Rat Race was so painful and after 6 miles of running, it became clear that anything faster than a hobble was out of the question. I managed at least 150 obstacles and limped over the finish line in a completely un-record-breaking 8 ½ hours! After an MRI and some sessions with the osteopath I was told it was ‘wear’ on my knee joint thank god! So, rest and allowing it to repair was the strategy, and this worked – for a while.

Then in September I jumped off an obstacle at X-Runner (something they strongly advise against!) and landed on something hard. My foot was fooked. I couldn’t stand on it! Just limp AGAIN! I took the difficult decision to still run the Sheffield 10k the following day – it was the final run for my 10k runners – which in hindsight was stupid (yes Julie you were right!) but I don’t regret it! I have run that 10km with my 10k peeps ever since I started that programme and I wasn’t about to break my streak!

Not going to lie, it was painful, very painful and even though I did rest up after that weekend’s 20km fun the following weekend was the Ochil Ultra. 20 miles, technical terrain, a team counting on me….no way I was going to bail! Awesome first 10 miles, total torture 2nd 10 miles. Foot hurt and because my body was adjusting away from the pain, this had the knock-on effect of putting my leg back out of alignment so guess what? The knee started hurting again.

My first ever marathon (Kielder the weekend after the Ochil Ultra) was never going to happen in this state – so I struggled through 8 miles of pain and called it quits, with the determination to return, once my injuries were healed and muscles correctly prepared.

This is what our bodies do. They attempt to minimise our pain. Our bodies don’t know that what gets put slightly out of whack today to save pain will cause you bucket-loads of pain down the road.

Long story short (too late!) the time to tackle this is NOW.

STRENGTH

What does strength training mean when it comes to running?

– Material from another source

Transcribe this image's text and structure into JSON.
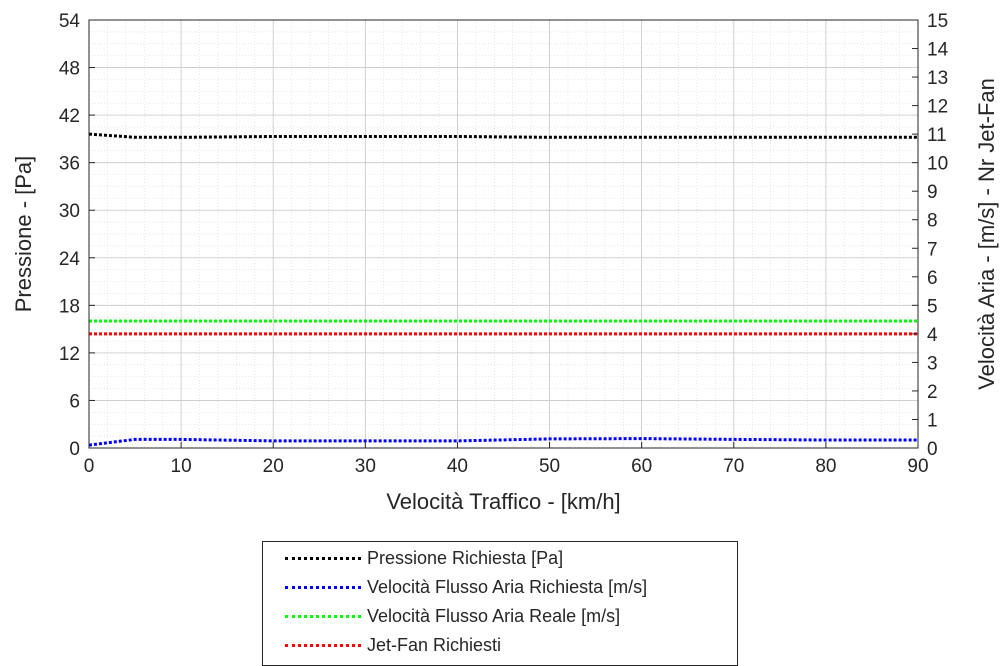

As a runner – you must continually work to make sure your technique is correct, that your form is right (and by ‘right’ I mean energy efficient and in alignment; where it SHOULD be) AND that the muscles you’re using are robust, strong and in perfect alignment.

If you have strong quads and hams keeping your knee joints in place, not moving around, you’ll prevent wear and tear on the cartilage. If you keep your other muscles in your legs strong (anterior tibialis, iliopsoas, calf muscles) you’ll keep your shin bones and ankles where they need to be; meaning you’re less likely to go over. And by strengthening your glutes you’ll use them properly (e.g. powering up hills) meaning your back will be correctly supported and your other muscles (quads etc) won’t get tired out by doing double the work. Strong hips work in conjunction with glutes and bigger leg muscles, basically keeping the chain going (mobility in hips is key).

And it’s not just the lower body! Strong arms can improve your speed and ALWAYS ALWAYS ALWAYS work on your core strength! Your core keeps your posture upright, conserving energy and absorbing the impact from the continual movement. Your core fitness is the foundation to all fitness. In my opinion if you are forced to stop running for whatever reason (unless it’s like death/ coma or full body cast) you should still be able to do your core exercises – NO EXCUSE!

I hope this has helped drill into you just how important strength training is to keep you running and prevent injury.